FFGR Jets Sustainability Commitment

FFGR Jets has implemented a sustainability framework across all charter operations with three pillars. Operator selection: all preferred panel operators must demonstrate active participation in IBAC's IS-BAO programme, which includes an environmental management component, and must maintain modern aircraft (post-2010 certification) as the primary charter offering. Fleet prioritisation: when multiple equivalent aircraft are available, FFGR Jets prioritises newer, more fuel-efficient aircraft and operators with documented SAF procurement records.
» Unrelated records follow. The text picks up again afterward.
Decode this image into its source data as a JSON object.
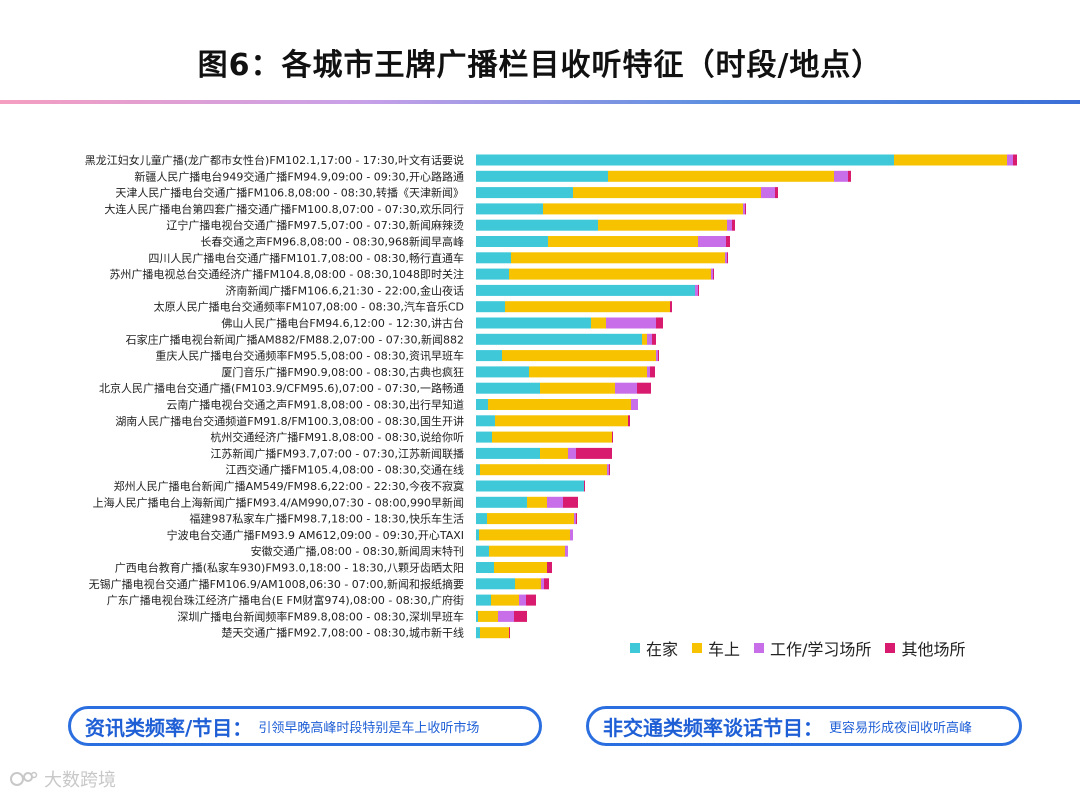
{
  "title": "图6：各城市王牌广播栏目收听特征（时段/地点）",
  "legend": [
    {
      "name": "在家",
      "color": "#3ec8d8"
    },
    {
      "name": "车上",
      "color": "#f7c200"
    },
    {
      "name": "工作/学习场所",
      "color": "#c86ee8"
    },
    {
      "name": "其他场所",
      "color": "#d81b6e"
    }
  ],
  "chart_data": {
    "type": "bar",
    "orientation": "horizontal",
    "stacked": true,
    "categories": [
      "黑龙江妇女儿童广播(龙广都市女性台)FM102.1,17:00 - 17:30,叶文有话要说",
      "新疆人民广播电台949交通广播FM94.9,09:00 - 09:30,开心路路通",
      "天津人民广播电台交通广播FM106.8,08:00 - 08:30,转播《天津新闻》",
      "大连人民广播电台第四套广播交通广播FM100.8,07:00 - 07:30,欢乐同行",
      "辽宁广播电视台交通广播FM97.5,07:00 - 07:30,新闻麻辣烫",
      "长春交通之声FM96.8,08:00 - 08:30,968新闻早高峰",
      "四川人民广播电台交通广播FM101.7,08:00 - 08:30,畅行直通车",
      "苏州广播电视总台交通经济广播FM104.8,08:00 - 08:30,1048即时关注",
      "济南新闻广播FM106.6,21:30 - 22:00,金山夜话",
      "太原人民广播电台交通频率FM107,08:00 - 08:30,汽车音乐CD",
      "佛山人民广播电台FM94.6,12:00 - 12:30,讲古台",
      "石家庄广播电视台新闻广播AM882/FM88.2,07:00 - 07:30,新闻882",
      "重庆人民广播电台交通频率FM95.5,08:00 - 08:30,资讯早班车",
      "厦门音乐广播FM90.9,08:00 - 08:30,古典也疯狂",
      "北京人民广播电台交通广播(FM103.9/CFM95.6),07:00 - 07:30,一路畅通",
      "云南广播电视台交通之声FM91.8,08:00 - 08:30,出行早知道",
      "湖南人民广播电台交通频道FM91.8/FM100.3,08:00 - 08:30,国生开讲",
      "杭州交通经济广播FM91.8,08:00 - 08:30,说给你听",
      "江苏新闻广播FM93.7,07:00 - 07:30,江苏新闻联播",
      "江西交通广播FM105.4,08:00 - 08:30,交通在线",
      "郑州人民广播电台新闻广播AM549/FM98.6,22:00 - 22:30,今夜不寂寞",
      "上海人民广播电台上海新闻广播FM93.4/AM990,07:30 - 08:00,990早新闻",
      "福建987私家车广播FM98.7,18:00 - 18:30,快乐车生活",
      "宁波电台交通广播FM93.9 AM612,09:00 - 09:30,开心TAXI",
      "安徽交通广播,08:00 - 08:30,新闻周末特刊",
      "广西电台教育广播(私家车930)FM93.0,18:00 - 18:30,八颗牙齿晒太阳",
      "无锡广播电视台交通广播FM106.9/AM1008,06:30 - 07:00,新闻和报纸摘要",
      "广东广播电视台珠江经济广播电台(E FM财富974),08:00 - 08:30,广府街",
      "深圳广播电台新闻频率FM89.8,08:00 - 08:30,深圳早班车",
      "楚天交通广播FM92.7,08:00 - 08:30,城市新干线"
    ],
    "series": [
      {
        "name": "在家",
        "values": [
          418,
          132,
          97,
          67,
          122,
          72,
          35,
          33,
          219,
          29,
          115,
          166,
          26,
          53,
          64,
          12,
          19,
          16,
          64,
          4,
          108,
          51,
          11,
          3,
          13,
          18,
          39,
          15,
          2,
          4
        ]
      },
      {
        "name": "车上",
        "values": [
          113,
          226,
          188,
          200,
          129,
          150,
          214,
          202,
          0,
          165,
          15,
          5,
          154,
          118,
          75,
          143,
          133,
          120,
          28,
          127,
          0,
          20,
          87,
          91,
          76,
          53,
          26,
          28,
          20,
          29
        ]
      },
      {
        "name": "工作/学习场所",
        "values": [
          6,
          14,
          14,
          2,
          5,
          28,
          2,
          2,
          3,
          0,
          50,
          5,
          2,
          3,
          22,
          7,
          0,
          0,
          8,
          2,
          0,
          16,
          2,
          3,
          3,
          0,
          3,
          7,
          16,
          0
        ]
      },
      {
        "name": "其他场所",
        "values": [
          4,
          3,
          3,
          1,
          3,
          4,
          1,
          1,
          1,
          2,
          7,
          4,
          1,
          5,
          14,
          0,
          2,
          1,
          36,
          1,
          1,
          15,
          1,
          0,
          0,
          5,
          5,
          10,
          13,
          1
        ]
      }
    ]
  },
  "note_left": {
    "head": "资讯类频率/节目：",
    "sub": "引领早晚高峰时段特别是车上收听市场"
  },
  "note_right": {
    "head": "非交通类频率谈话节目：",
    "sub": "更容易形成夜间收听高峰"
  },
  "watermark": "大数跨境"
}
Client transparency: every FFGR Jets charter quotation includes an emissions estimate based on ICAO's Carbon Emissions Calculator methodology, with SAF and offset options clearly priced.

FFGR Jets does not claim carbon neutrality — the term has been so widely misused in aviation marketing that it has lost credible meaning. Instead, FFGR Jets provides clients with the tools to make informed sustainability decisions: accurate emissions data, access to quality SAF book-and-claim programmes, and partnerships with Gold Standard-verified offset projects. For clients who wish to go further, FFGR Jets can design itineraries that minimise flight legs (multi-destination programmes routed efficiently), select operators with documented SAF offtake agreements, and provide post-flight sustainability reporting for family office ESG documentation. The goal is not to make private aviation seem virtuous — it is to enable UHNW travellers who value both mobility and environmental responsibility to make genuinely informed choices.